Contributions to Provident Fund

  • CIT v. Associated Cement Companies Ltd. (1965) 55 ITR 511 (SC): The Supreme Court held that the deduction under Section 80C is available in respect of contributions made to a provident fund, even if the fund is not a recognized provident fund under the Income Tax Act, 1961.
  • CIT v. H.P. State Electricity Board (1999) 238 ITR 743 (SC): The Supreme Court held that the deduction under Section 80C is available in respect of contributions made to a provident fund, even if the contributions are made by the employer on behalf of the employee.

Subscription to Certain Equity Shares, Debentures, etc.

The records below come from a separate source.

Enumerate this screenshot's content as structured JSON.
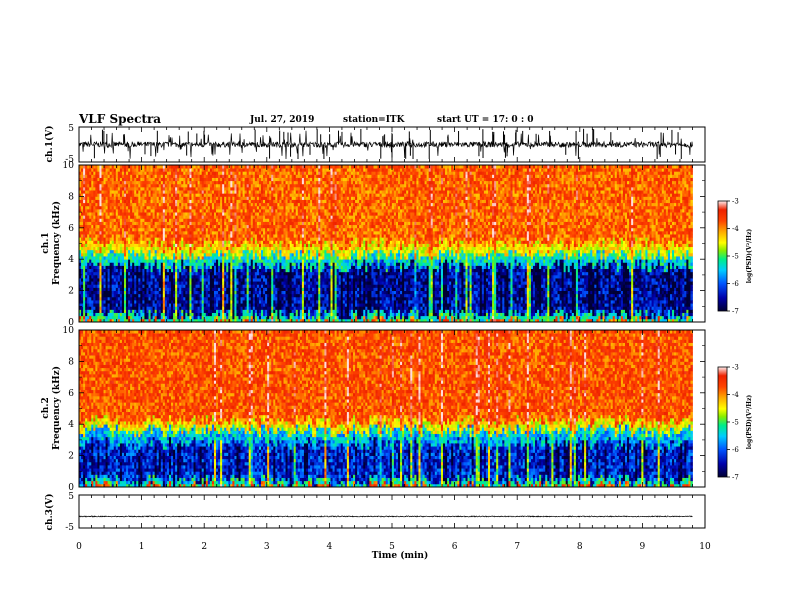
{
  "header": {
    "title": "VLF Spectra",
    "date": "Jul. 27, 2019",
    "station": "station=ITK",
    "start": "start UT =  17: 0 : 0"
  },
  "chart_data": [
    {
      "type": "line",
      "name": "ch1-waveform",
      "ylabel": "ch.1(V)",
      "ylim": [
        -5,
        5
      ],
      "yticks": [
        "5",
        "-5"
      ],
      "xlim": [
        0,
        10
      ],
      "baseline": 0,
      "noise_amplitude": 0.8,
      "spike_amplitude": 3.5
    },
    {
      "type": "heatmap",
      "name": "ch1-spectrogram",
      "ylabel": "ch.1\nFrequency (kHz)",
      "ylim": [
        0,
        10
      ],
      "yticks": [
        "0",
        "2",
        "4",
        "6",
        "8",
        "10"
      ],
      "xlim": [
        0,
        9.8
      ],
      "colorbar": {
        "label": "log(PSD)(V²/Hz)",
        "range": [
          -7,
          -3
        ],
        "ticks": [
          "-3",
          "-4",
          "-5",
          "-6",
          "-7"
        ]
      },
      "bands": [
        {
          "from_khz": 0,
          "to_khz": 0.5,
          "log_psd": -5.5
        },
        {
          "from_khz": 0.5,
          "to_khz": 3.6,
          "log_psd": -6.6
        },
        {
          "from_khz": 3.6,
          "to_khz": 4.3,
          "log_psd": -5.6
        },
        {
          "from_khz": 4.3,
          "to_khz": 5.0,
          "log_psd": -4.6
        },
        {
          "from_khz": 5.0,
          "to_khz": 10,
          "log_psd": -3.9
        }
      ]
    },
    {
      "type": "heatmap",
      "name": "ch2-spectrogram",
      "ylabel": "ch.2\nFrequency (kHz)",
      "ylim": [
        0,
        10
      ],
      "yticks": [
        "0",
        "2",
        "4",
        "6",
        "8",
        "10"
      ],
      "xlim": [
        0,
        9.8
      ],
      "colorbar": {
        "label": "log(PSD)(V²/Hz)",
        "range": [
          -7,
          -3
        ],
        "ticks": [
          "-3",
          "-4",
          "-5",
          "-6",
          "-7"
        ]
      },
      "bands": [
        {
          "from_khz": 0,
          "to_khz": 0.4,
          "log_psd": -5.5
        },
        {
          "from_khz": 0.4,
          "to_khz": 2.8,
          "log_psd": -6.4
        },
        {
          "from_khz": 2.8,
          "to_khz": 3.6,
          "log_psd": -5.8
        },
        {
          "from_khz": 3.6,
          "to_khz": 4.2,
          "log_psd": -4.6
        },
        {
          "from_khz": 4.2,
          "to_khz": 10,
          "log_psd": -3.8
        }
      ]
    },
    {
      "type": "line",
      "name": "ch3-waveform",
      "ylabel": "ch.3(V)",
      "ylim": [
        -5,
        5
      ],
      "yticks": [
        "5",
        "-5"
      ],
      "xlim": [
        0,
        10
      ],
      "baseline": -1.5,
      "noise_amplitude": 0.15,
      "spike_amplitude": 0
    }
  ],
  "xaxis": {
    "label": "Time (min)",
    "ticks": [
      "0",
      "1",
      "2",
      "3",
      "4",
      "5",
      "6",
      "7",
      "8",
      "9",
      "10"
    ],
    "range": [
      0,
      10
    ]
  },
  "colors": {
    "colormap": [
      "#000033",
      "#0000aa",
      "#0055ff",
      "#00ccff",
      "#00ee88",
      "#88ee00",
      "#ffff00",
      "#ffaa00",
      "#ff4400",
      "#ee2200",
      "#ffdddd"
    ],
    "trace": "#000000"
  }
}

  • CIT v. C.K. Jaipuria (1969) 73 ITR 130 (SC): The Supreme Court held that the deduction under Section 80C is available in respect of subscription to equity shares of a public limited company, even if the company is not listed on a stock exchange.
  • CIT v. T.C. Balasubramanian (1980) 121 ITR 130 (SC): The Supreme Court held that the deduction under Section 80C is available in respect of subscription to debentures of a company, even if the debentures are not listed on a stock exchange.